Mensikapi “Riuh Canda” Anak-anak di Tempat Ibadah

 

Mensikapi “Riuh Canda” Anak-anak di Tempat Ibadah



“Lagian, yang namanya anak kecil ya wajar bermain. Kalian itu kok gemarnya nyalahin orang lain apalagi anak-anak. Kamu gak khusyuk itu ya karena kualitasmu memang belum bisa salat khusyuk. Itu problem kalian. Lha kok yang disalahkan anak-anak. Kalau kalian memang punya kualitas khusyuk, mau anak-anak jungkir jempalik, ya tetap saja salat kalian khusyuk.” Gus Baha’
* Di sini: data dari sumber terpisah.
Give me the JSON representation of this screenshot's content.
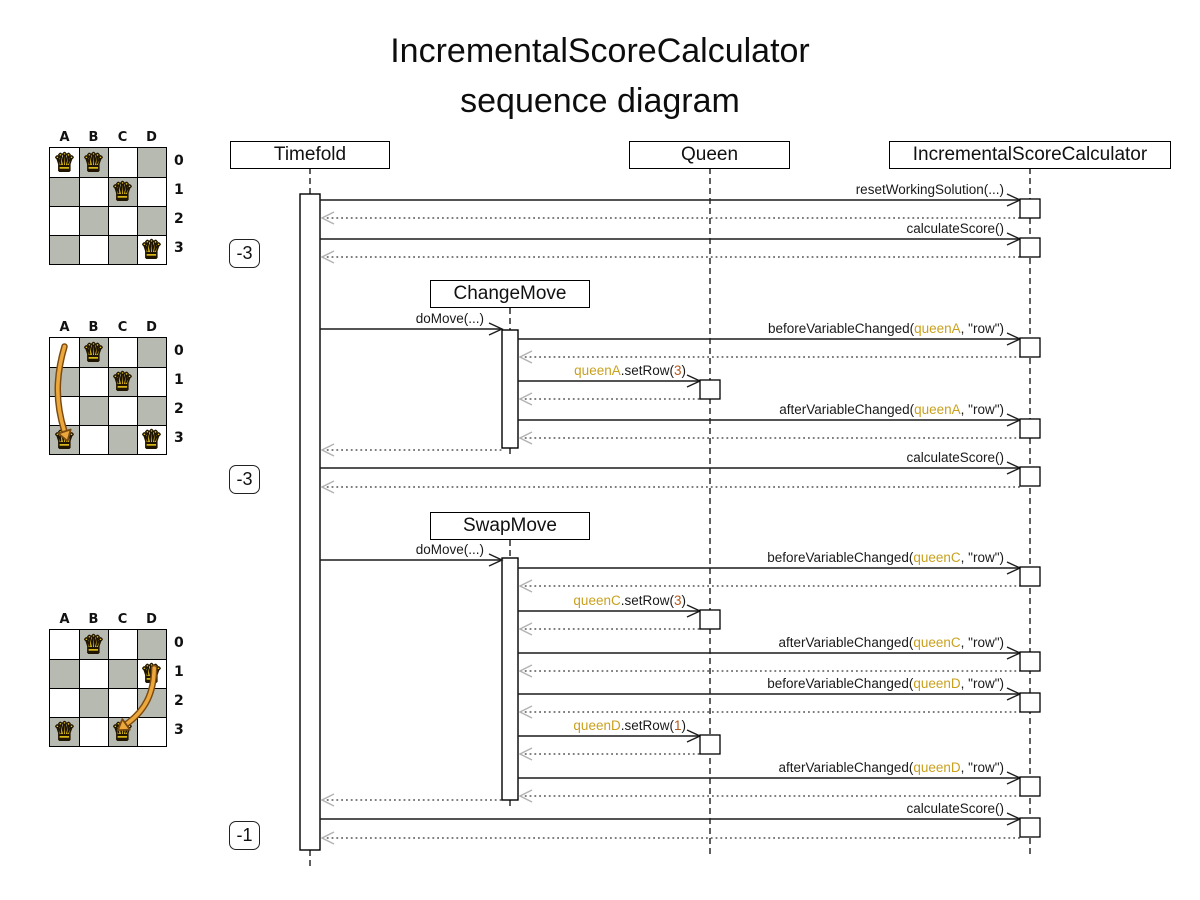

Pagi-pagi menemukan petuah berharga “kyai Baha’uddin Nur Salim”, yang akrab disapa “Gus Baha”. Kurang lebih sebagaimana tertulis di atas tersebut. Fenomena yang sering kita jumpai dalam kehidupan masyarakat.

Ya, acapkali kita jumpai dalam kehidupan sehari-hari, saat kita berada di masjid, mushalla maupun kegiatan masyarakat lainnya, banyak anak-anak yang dianggap membuat “kegaduhan” dengan senda gurau dan bermain bersama dengan temannya yang lain. Umumnya orang, menganggap bahwa anak-anak ini menyebabkan ibadahnya terganggu sehingga tidak bisa “khusyu’”. Tentunya, ujungnya ibadah mereka “menurut mereka” tidak akan diterima.

Menyikapi hal itu, tidak jarang sebagian orang memperingatkan mereka supaya tidak ramai dan membuat gaduh. Sayangnya, sebagian orang melakukan cara-cara yang bisa menyebabkan anak-anak merasa “takut, terancam, bahkan trauma” dengan hal tersebut. Parahnya lagi, mereka takut ke “masjid, mushalla, madrasah, jam’iyyah” maupun tempat lain dimana mereka diperingatkan dengan cara-cara tersebut.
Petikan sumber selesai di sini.